But I guess what might be slightly triggering is claiming that it's a "simple" target. Don't I wish I could sleep on command and better?
So a clear question is - why do people choose to sleep or why do they naturally sleep irregularly?
Because for that there must be a logical cause in the first place. They say they control for mental health and all that, but is it then that ultimately it comes down to preference in their mind? I'd think most people want to sleep in healthy way.
Basically - if they were able to control for all possible confounding variables, what exactly was the cause of irregular sleep?
Anecdotally I can say that I sleep more irregularly the more stress there is, and stress could easily affect health, but if they controlled for stress, what then?
I guess ultimately they are saying it's a desirable target to measure, so it's fine in that sense. They are not really saying that choosing to sleep irregularly is what is causing the issues.
To be clear, I apply an equal deep skepticism to most fields that aren't math (in the sense of a priority) or physics (in the sense that you aren't trying to study the entire world, but a specific set of phenomena that you can reliably control enough + repeat to run intervention on), whether the results agree with me or not. Maybe a bit of intellectual closed-mindedness. But then that means that me, personally, I can't in good faith use the criticism as a proper 'debunk' argument - at best it's a heuristic to avoid spending cycles to evaluate it (which is 'rational' behavior, as much as I hate that word, IMO).
The way I see these is "these persons invested a lot of time putting this together and all I have to counter it are personal vibes", so unless my LLM of choice can find plenty of conflicting papers, I tend to assume it's reasonably valid work.
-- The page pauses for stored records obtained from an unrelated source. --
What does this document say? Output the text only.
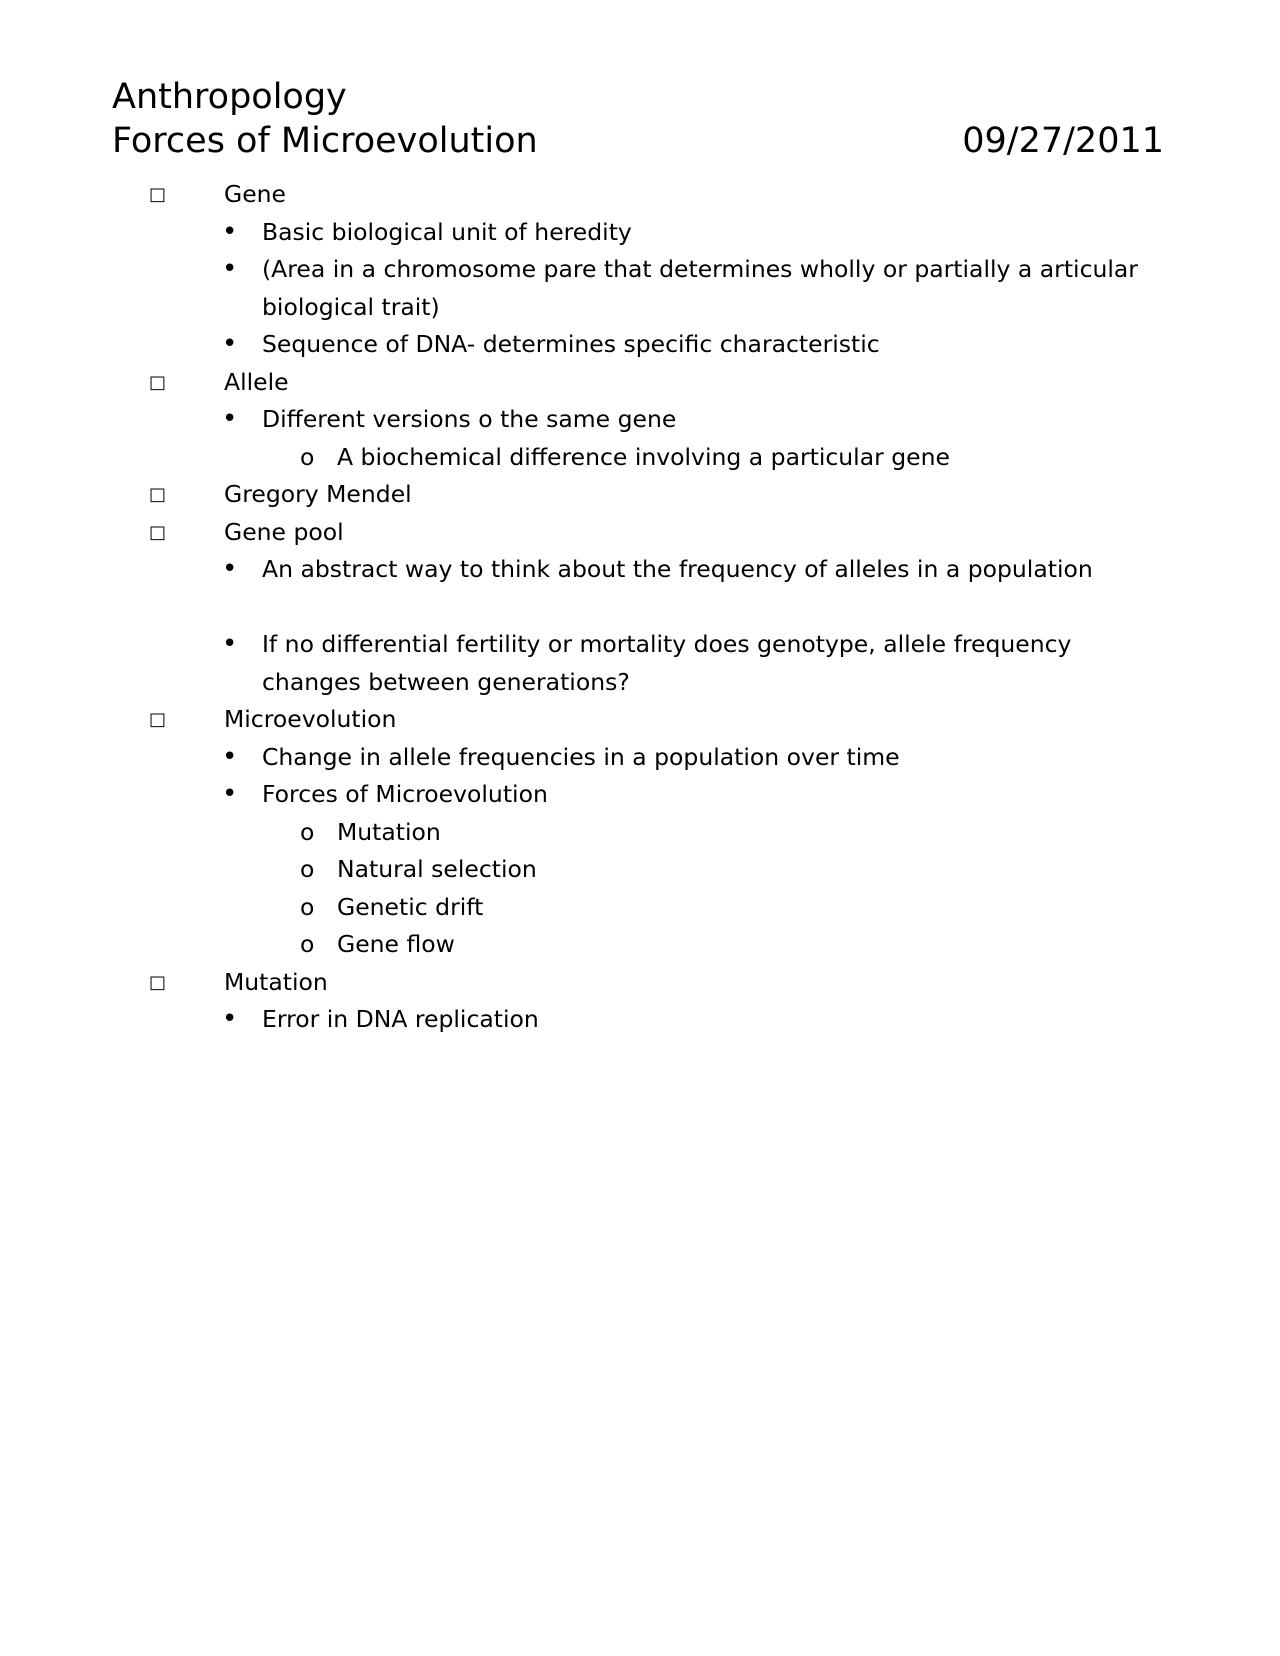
Anthropology
Forces of Microevolution	09/27/2011
□ Gene
• Basic biological unit of heredity
• (Area in a chromosome pare that determines wholly or partially a articular biological trait)
• Sequence of DNA- determines specific characteristic
□ Allele
• Different versions o the same gene
o A biochemical difference involving a particular gene
□ Gregory Mendel
□ Gene pool
• An abstract way to think about the frequency of alleles in a population
• If no differential fertility or mortality does genotype, allele frequency changes between generations?
□ Microevolution
• Change in allele frequencies in a population over time
• Forces of Microevolution
o Mutation
o Natural selection
o Genetic drift
o Gene flow
□ Mutation
• Error in DNA replication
E.g. considering some common causes like work stress - if they did the causation and compared people who did the same type of work, and they controlled for stress levels then why did one group of people have sleeping regularity issues more than compared to others?
Like there has to be some other driver then that they didn't control for, as in personality, environmental or physical difference?
Most people do want to have healthy sleep, the ones who don't usually have something causing those issues.
There is a whole paragraph on "Statistical analysis" that even provides five supplementary methods (S1.5, S2.2 and S2.4-6) if you want detailed information.